Пушин подседлал коней, пошел в казарму за оружием. На крылечке его поджидал Панькин.
— Извини меня за беспокойство, Иван Емельянович. — проговорил Панькин. — Все это не то. Давай отложим поездку до следующего раза…
Пушин согласился. Он понимал состояние офицера.
Панькин вышел со двора, направился к березовой роще.
Он шагал по сырой тропинке, усыпанной прошлогодними бурыми листьями. С веток падали сосульки, звеня, разбивались на мелкие серебристые комочки, таяли под весенним солнцем. Поглощенный тягостными думами, Панькин не замечал ни веселого гомона птиц, ни свежего ветерка, ни молодых побегов.
Уже скрылась из вида застава. А он все шел и шел. Несмотря на чистоту и свежесть воздуха, он задыхался. Задыхался от обиды и смертельной тоски.
«Сегодня же позвоню Бакланову и попрошу перевести в другой отряд, — внезапно нашел он выход. — А еще лучше — попрошу отправить на фронт. После такого унижения встречаться с офицерами, с солдатами? К черту? Пусть посылают на фронт! Может быть, найду свою пулю».
Мысль о смерти показалась такой желанной, что он на какой-то миг почувствовал даже облегчение.
На заставу Панькин вернулся вечером.
Заглянув в график нарядов, он выбрал свободную кровать, лег поверх одеяла, накрылся с головой шинелью.
Сон долго
Когда забрезжил рассвет, Панькин вскочил в холодном поту. Перед ним стоял дежурный. Он недоуменно смотрел на офицера и молчал. Панькин крепко потер виски, пытаясь припомнить, что могло так испугать его во сне.
— Ничего, ничего, товарищ Карпов, — успокоил он дежурного. — Ерунда какая-то приснилась…
Дежурный ушел на свое место. Панькин лег опять, но спать уже не хотелось. Он встал, поправил постель и, накинув на плечи шинель, вышел на улицу. На дворе было по-зимнему холодно. Деревья, палисадник, водосточные трубы покрылись инеем. Над поселком лениво вились струйки дыма.
Панькин поежился. На душе стало еще холодней и тоскливей…
ГЛАВА ДВАДЦАТЬ СЕДЬМАЯ
По границе, от заставы к заставе, летела радостная весть:
«Советские войска штурмом овладели рейхстагом! Гитлер покончил жизнь самоубийством! Над Берлином реет Знамя Победы!»

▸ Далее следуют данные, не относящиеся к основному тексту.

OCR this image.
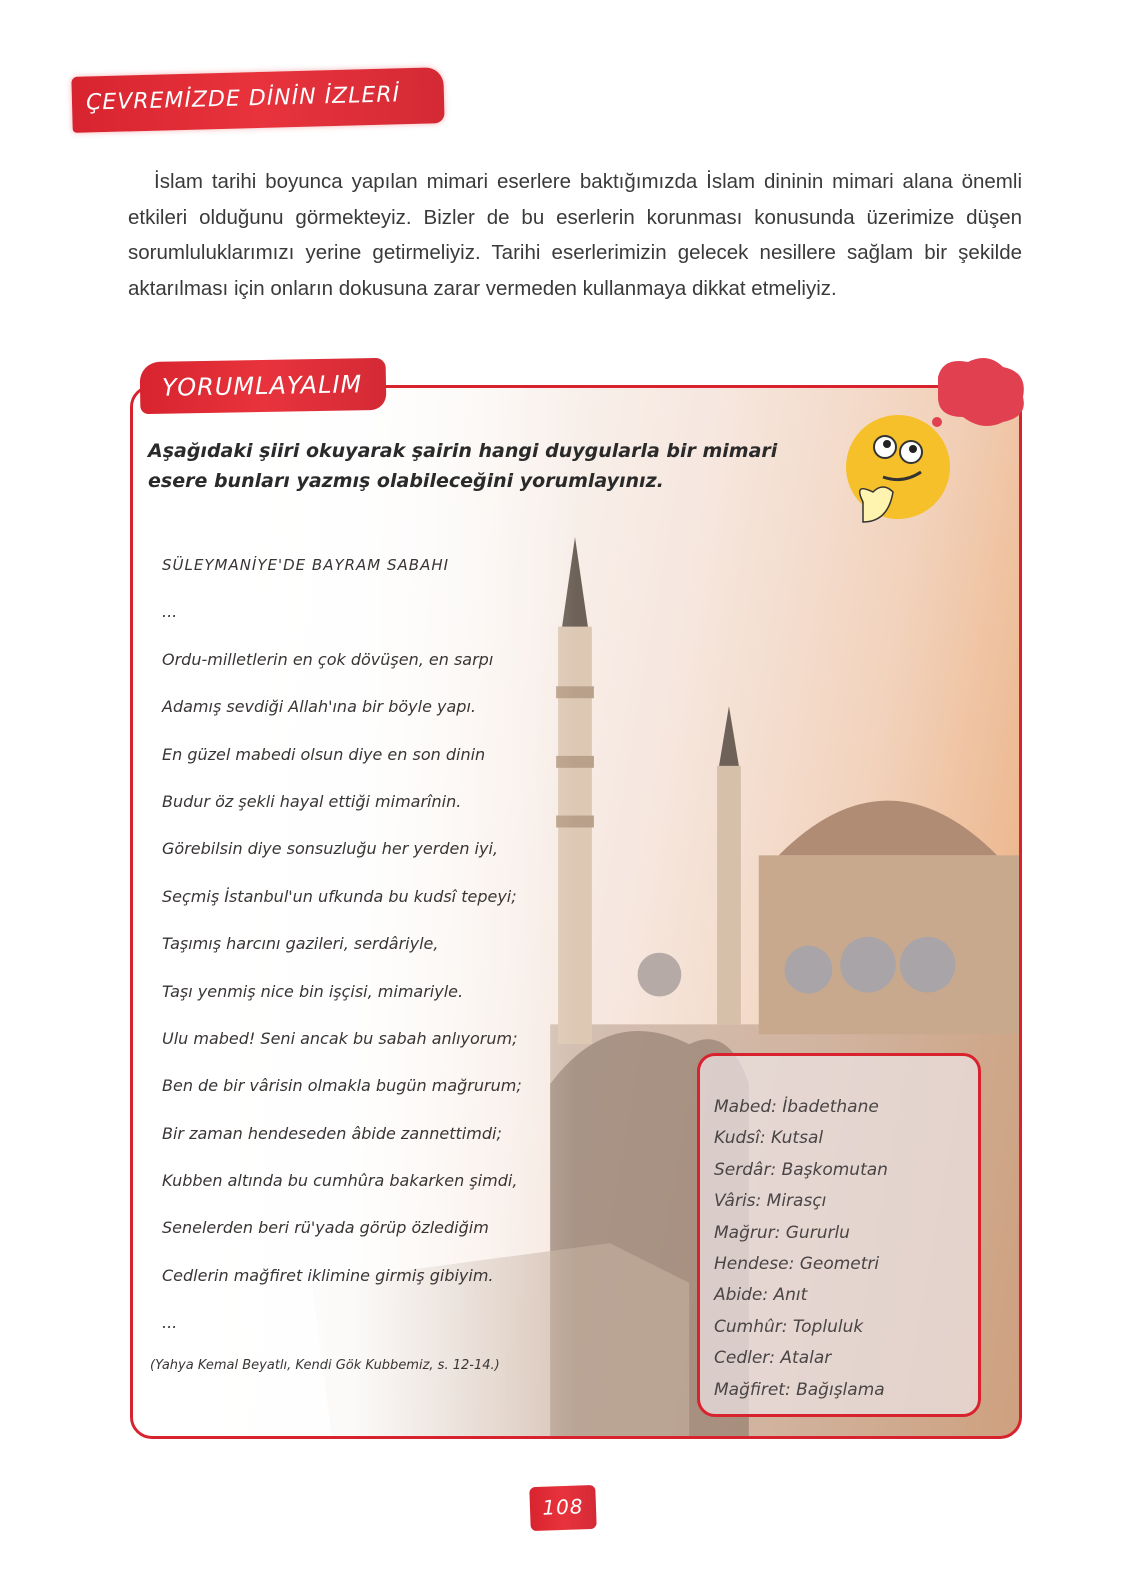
ÇEVREMİZDE DİNİN İZLERİ

İslam tarihi boyunca yapılan mimari eserlere baktığımızda İslam dininin mimari alana önemli etkileri olduğunu görmekteyiz. Bizler de bu eserlerin korunması konusunda üzerimize düşen sorumluluklarımızı yerine getirmeliyiz. Tarihi eserlerimizin gelecek nesillere sağlam bir şekilde aktarılması için onların dokusuna zarar vermeden kullanmaya dikkat etmeliyiz.

YORUMLAYALIM
Aşağıdaki şiiri okuyarak şairin hangi duygularla bir mimari
esere bunları yazmış olabileceğini yorumlayınız.
SÜLEYMANİYE'DE BAYRAM SABAHI
...
Ordu-milletlerin en çok dövüşen, en sarpı
Adamış sevdiği Allah'ına bir böyle yapı.
En güzel mabedi olsun diye en son dinin
Budur öz şekli hayal ettiği mimarînin.
Görebilsin diye sonsuzluğu her yerden iyi,
Seçmiş İstanbul'un ufkunda bu kudsî tepeyi;
Taşımış harcını gazileri, serdâriyle,
Taşı yenmiş nice bin işçisi, mimariyle.
Ulu mabed! Seni ancak bu sabah anlıyorum;
Ben de bir vârisin olmakla bugün mağrurum;
Bir zaman hendeseden âbide zannettimdi;
Kubben altında bu cumhûra bakarken şimdi,
Senelerden beri rü'yada görüp özlediğim
Cedlerin mağfiret iklimine girmiş gibiyim.
...
(Yahya Kemal Beyatlı, Kendi Gök Kubbemiz, s. 12-14.)
Mabed: İbadethane
Kudsî: Kutsal
Serdâr: Başkomutan
Vâris: Mirasçı
Mağrur: Gururlu
Hendese: Geometri
Abide: Anıt
Cumhûr: Topluluk
Cedler: Atalar
Mağfiret: Bağışlama
108
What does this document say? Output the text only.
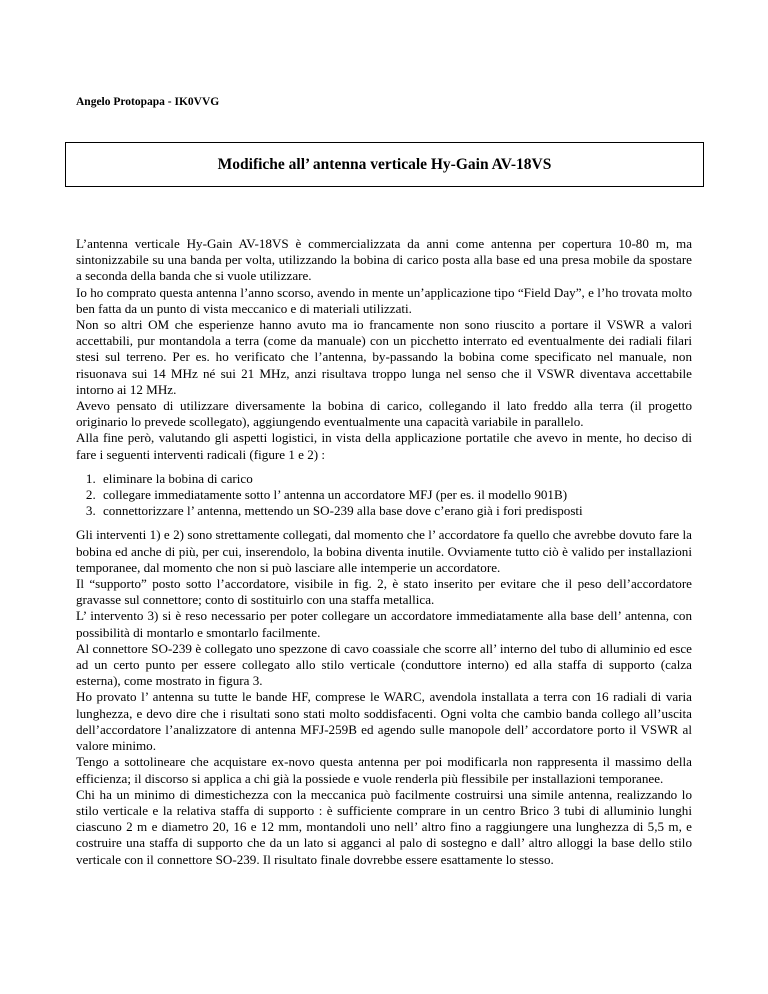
Angelo Protopapa - IK0VVG
Modifiche all’ antenna verticale Hy-Gain AV-18VS

L’antenna verticale Hy-Gain AV-18VS è commercializzata da anni come antenna per copertura 10-80 m, ma sintonizzabile su una banda per volta, utilizzando la bobina di carico posta alla base ed una presa mobile da spostare a seconda della banda che si vuole utilizzare.

Io ho comprato questa antenna l’anno scorso, avendo in mente un’applicazione tipo “Field Day”, e l’ho trovata molto ben fatta da un punto di vista meccanico e di materiali utilizzati.

Non so altri OM che esperienze hanno avuto ma io francamente non sono riuscito a portare il VSWR a valori accettabili, pur montandola a terra (come da manuale) con un picchetto interrato ed eventualmente dei radiali filari stesi sul terreno. Per es. ho verificato che l’antenna, by-passando la bobina come specificato nel manuale, non risuonava sui 14 MHz né sui 21 MHz, anzi risultava troppo lunga nel senso che il VSWR diventava accettabile intorno ai 12 MHz.

Avevo pensato di utilizzare diversamente la bobina di carico, collegando il lato freddo alla terra (il progetto originario lo prevede scollegato), aggiungendo eventualmente una capacità variabile in parallelo.

Alla fine però, valutando gli aspetti logistici, in vista della applicazione portatile che avevo in mente, ho deciso di fare i seguenti interventi radicali (figure 1 e 2) :

1. eliminare la bobina di carico
2. collegare immediatamente sotto l’ antenna un accordatore MFJ (per es. il modello 901B)
3. connettorizzare l’ antenna, mettendo un SO-239 alla base dove c’erano già i fori predisposti

Gli interventi 1) e 2) sono strettamente collegati, dal momento che l’ accordatore fa quello che avrebbe dovuto fare la bobina ed anche di più, per cui, inserendolo, la bobina diventa inutile. Ovviamente tutto ciò è valido per installazioni temporanee, dal momento che non si può lasciare alle intemperie un accordatore.

Il “supporto” posto sotto l’accordatore, visibile in fig. 2, è stato inserito per evitare che il peso dell’accordatore gravasse sul connettore; conto di sostituirlo con una staffa metallica.

L’ intervento 3) si è reso necessario per poter collegare un accordatore immediatamente alla base dell’ antenna, con possibilità di montarlo e smontarlo facilmente.

Al connettore SO-239 è collegato uno spezzone di cavo coassiale che scorre all’ interno del tubo di alluminio ed esce ad un certo punto per essere collegato allo stilo verticale (conduttore interno) ed alla staffa di supporto (calza esterna), come mostrato in figura 3.

Ho provato l’ antenna su tutte le bande HF, comprese le WARC, avendola installata a terra con 16 radiali di varia lunghezza, e devo dire che i risultati sono stati molto soddisfacenti. Ogni volta che cambio banda collego all’uscita dell’accordatore l’analizzatore di antenna MFJ-259B ed agendo sulle manopole dell’ accordatore porto il VSWR al valore minimo.

Tengo a sottolineare che acquistare ex-novo questa antenna per poi modificarla non rappresenta il massimo della efficienza; il discorso si applica a chi già la possiede e vuole renderla più flessibile per installazioni temporanee.

Chi ha un minimo di dimestichezza con la meccanica può facilmente costruirsi una simile antenna, realizzando lo stilo verticale e la relativa staffa di supporto : è sufficiente comprare in un centro Brico 3 tubi di alluminio lunghi ciascuno 2 m e diametro 20, 16 e 12 mm, montandoli uno nell’ altro fino a raggiungere una lunghezza di 5,5 m, e costruire una staffa di supporto che da un lato si agganci al palo di sostegno e dall’ altro alloggi la base dello stilo verticale con il connettore SO-239. Il risultato finale dovrebbe essere esattamente lo stesso.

Бойцы ликовали. Доблестные советские армии завершали ликвидацию окруженных немецко-фашистских группировок. Со дня на день ожидалось сообщение о капитуляции Германии.

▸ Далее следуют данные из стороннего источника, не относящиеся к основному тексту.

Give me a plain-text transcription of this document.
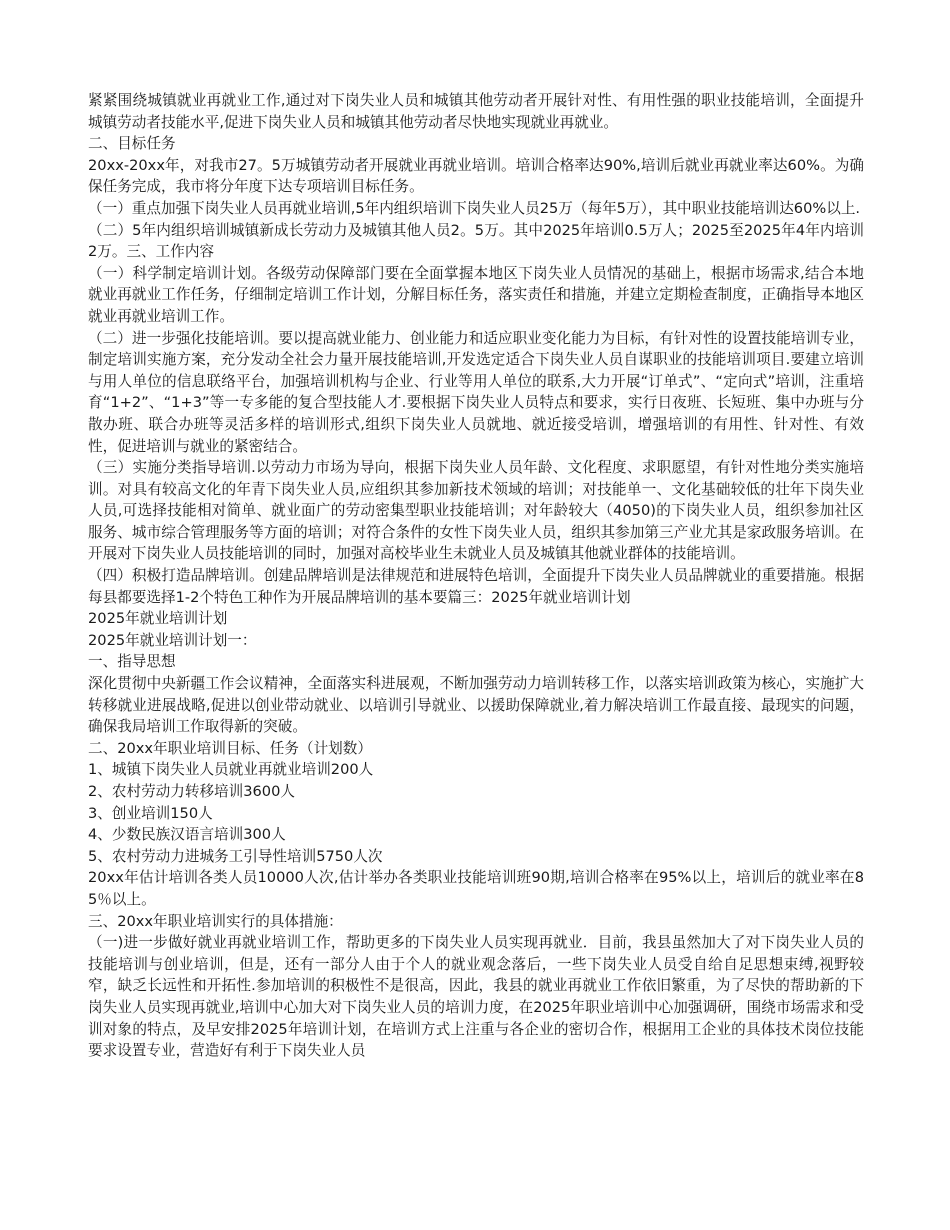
紧紧围绕城镇就业再就业工作,通过对下岗失业人员和城镇其他劳动者开展针对性、有用性强的职业技能培训，全面提升城镇劳动者技能水平,促进下岗失业人员和城镇其他劳动者尽快地实现就业再就业。

二、目标任务

20xx-20xx年，对我市27。5万城镇劳动者开展就业再就业培训。培训合格率达90%,培训后就业再就业率达60%。为确保任务完成，我市将分年度下达专项培训目标任务。

（一）重点加强下岗失业人员再就业培训,5年内组织培训下岗失业人员25万（每年5万），其中职业技能培训达60%以上.

（二）5年内组织培训城镇新成长劳动力及城镇其他人员2。5万。其中2025年培训0.5万人；2025至2025年4年内培训2万。三、工作内容

（一）科学制定培训计划。各级劳动保障部门要在全面掌握本地区下岗失业人员情况的基础上，根据市场需求,结合本地就业再就业工作任务，仔细制定培训工作计划，分解目标任务，落实责任和措施，并建立定期检查制度，正确指导本地区就业再就业培训工作。

（二）进一步强化技能培训。要以提高就业能力、创业能力和适应职业变化能力为目标，有针对性的设置技能培训专业，制定培训实施方案，充分发动全社会力量开展技能培训,开发选定适合下岗失业人员自谋职业的技能培训项目.要建立培训与用人单位的信息联络平台，加强培训机构与企业、行业等用人单位的联系,大力开展“订单式”、“定向式”培训，注重培育“1+2”、“1+3”等一专多能的复合型技能人才.要根据下岗失业人员特点和要求，实行日夜班、长短班、集中办班与分散办班、联合办班等灵活多样的培训形式,组织下岗失业人员就地、就近接受培训，增强培训的有用性、针对性、有效性，促进培训与就业的紧密结合。

（三）实施分类指导培训.以劳动力市场为导向，根据下岗失业人员年龄、文化程度、求职愿望，有针对性地分类实施培训。对具有较高文化的年青下岗失业人员,应组织其参加新技术领域的培训；对技能单一、文化基础较低的壮年下岗失业人员,可选择技能相对简单、就业面广的劳动密集型职业技能培训；对年龄较大（4050)的下岗失业人员，组织参加社区服务、城市综合管理服务等方面的培训；对符合条件的女性下岗失业人员，组织其参加第三产业尤其是家政服务培训。在开展对下岗失业人员技能培训的同时，加强对高校毕业生未就业人员及城镇其他就业群体的技能培训。

（四）积极打造品牌培训。创建品牌培训是法律规范和进展特色培训，全面提升下岗失业人员品牌就业的重要措施。根据每县都要选择1-2个特色工种作为开展品牌培训的基本要篇三：2025年就业培训计划

2025年就业培训计划

2025年就业培训计划一：

一、指导思想

深化贯彻中央新疆工作会议精神，全面落实科进展观，不断加强劳动力培训转移工作，以落实培训政策为核心，实施扩大转移就业进展战略,促进以创业带动就业、以培训引导就业、以援助保障就业,着力解决培训工作最直接、最现实的问题，确保我局培训工作取得新的突破。

二、20xx年职业培训目标、任务（计划数）

1、城镇下岗失业人员就业再就业培训200人

2、农村劳动力转移培训3600人

3、创业培训150人

4、少数民族汉语言培训300人

5、农村劳动力进城务工引导性培训5750人次

20xx年估计培训各类人员10000人次,估计举办各类职业技能培训班90期,培训合格率在95%以上，培训后的就业率在85％以上。

三、20xx年职业培训实行的具体措施：

（一)进一步做好就业再就业培训工作，帮助更多的下岗失业人员实现再就业．目前，我县虽然加大了对下岗失业人员的技能培训与创业培训，但是，还有一部分人由于个人的就业观念落后，一些下岗失业人员受自给自足思想束缚,视野较窄，缺乏长远性和开拓性.参加培训的积极性不是很高，因此，我县的就业再就业工作依旧繁重，为了尽快的帮助新的下岗失业人员实现再就业,培训中心加大对下岗失业人员的培训力度，在2025年职业培训中心加强调研，围绕市场需求和受训对象的特点，及早安排2025年培训计划，在培训方式上注重与各企业的密切合作，根据用工企业的具体技术岗位技能要求设置专业，营造好有利于下岗失业人员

Вернувшись глубокой ночью из наряда, пограничники заходили в ленинскую комнату, включали отремонтированный Дудкиным старенький приемник, с замиранием сердца ловили Москву.

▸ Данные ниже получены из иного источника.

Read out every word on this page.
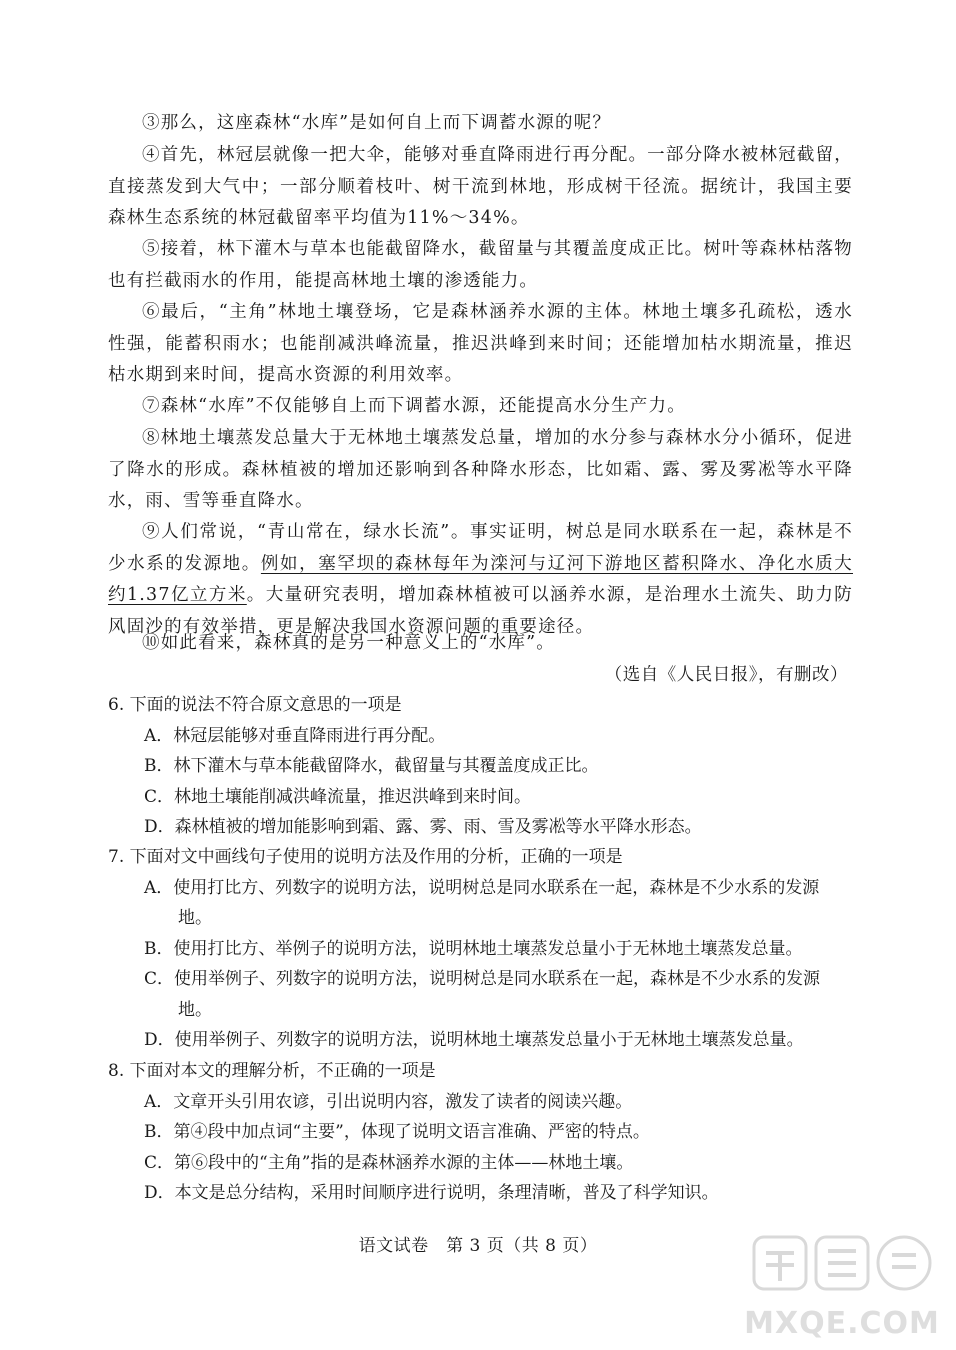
③那么，这座森林“水库”是如何自上而下调蓄水源的呢？

④首先，林冠层就像一把大伞，能够对垂直降雨进行再分配。一部分降水被林冠截留，直接蒸发到大气中；一部分顺着枝叶、树干流到林地，形成树干径流。据统计，我国主要森林生态系统的林冠截留率平均值为11%～34%。

⑤接着，林下灌木与草本也能截留降水，截留量与其覆盖度成正比。树叶等森林枯落物也有拦截雨水的作用，能提高林地土壤的渗透能力。

⑥最后，“主角”林地土壤登场，它是森林涵养水源的主体。林地土壤多孔疏松，透水性强，能蓄积雨水；也能削减洪峰流量，推迟洪峰到来时间；还能增加枯水期流量，推迟枯水期到来时间，提高水资源的利用效率。

⑦森林“水库”不仅能够自上而下调蓄水源，还能提高水分生产力。

⑧林地土壤蒸发总量大于无林地土壤蒸发总量，增加的水分参与森林水分小循环，促进了降水的形成。森林植被的增加还影响到各种降水形态，比如霜、露、雾及雾凇等水平降水，雨、雪等垂直降水。

⑨人们常说，“青山常在，绿水长流”。事实证明，树总是同水联系在一起，森林是不少水系的发源地。例如，塞罕坝的森林每年为滦河与辽河下游地区蓄积降水、净化水质大约1.37亿立方米。大量研究表明，增加森林植被可以涵养水源，是治理水土流失、助力防风固沙的有效举措，更是解决我国水资源问题的重要途径。

⑩如此看来，森林真的是另一种意义上的“水库”。

（选自《人民日报》，有删改）
6. 下面的说法不符合原文意思的一项是
A．林冠层能够对垂直降雨进行再分配。
B．林下灌木与草本能截留降水，截留量与其覆盖度成正比。
C．林地土壤能削减洪峰流量，推迟洪峰到来时间。
D．森林植被的增加能影响到霜、露、雾、雨、雪及雾凇等水平降水形态。
7. 下面对文中画线句子使用的说明方法及作用的分析，正确的一项是
A．使用打比方、列数字的说明方法，说明树总是同水联系在一起，森林是不少水系的发源地。
B．使用打比方、举例子的说明方法，说明林地土壤蒸发总量小于无林地土壤蒸发总量。
C．使用举例子、列数字的说明方法，说明树总是同水联系在一起，森林是不少水系的发源地。
D．使用举例子、列数字的说明方法，说明林地土壤蒸发总量小于无林地土壤蒸发总量。
8. 下面对本文的理解分析，不正确的一项是
A．文章开头引用农谚，引出说明内容，激发了读者的阅读兴趣。
B．第④段中加点词“主要”，体现了说明文语言准确、严密的特点。
C．第⑥段中的“主角”指的是森林涵养水源的主体——林地土壤。
D．本文是总分结构，采用时间顺序进行说明，条理清晰，普及了科学知识。
语文试卷　第 3 页（共 8 页）
MXQE.COM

И вот ранним майским утром эта долгожданная минута пришла.
В казарму вбежал Дудкин и пронзительно крикнул:
— Сюда! Скорее!
Бойцы, побросав свои дела, устремились за связистом.
Сквозь вой и свист многочисленных радиопомех прорвался знакомый голос диктора:
«Дорогие соотечественники! Слушайте важное правительственное сообщение!..»
Ленинская комната наполнилась радостным гулом, затем мгновенно все стихло. Из радиоприемника донеслось чуть слышное бульканье наливаемой в стакан воды. Бойцы замерли. Они волновались вместе с диктором и, словно от жажды, облизывали пересохшие губы.
В комнату вошел лейтенант Торопов, только что вернувшийся с границы.
— Что сообщили? — спросил он, снимая мокрый от росы плащ.
Диктор начал передавать текст Акта о безоговорочной капитуляции.
Мощным «ура» ответили бойцы на это сообщение. Со слезами на глазах они обнимали друг друга, целовались. Затем выбежали на улицу, подхватили начальника заставы на руки, стали подбрасывать его вверх.
Торопов обвел пограничников сияющим взглядом, сказал:
— Давайте, товарищи, садитесь кто-нибудь на коней — и галопом на фланги. Надо сейчас же оповестить людей. А то мы здесь радуемся, а они ведь ничего еще и не знают…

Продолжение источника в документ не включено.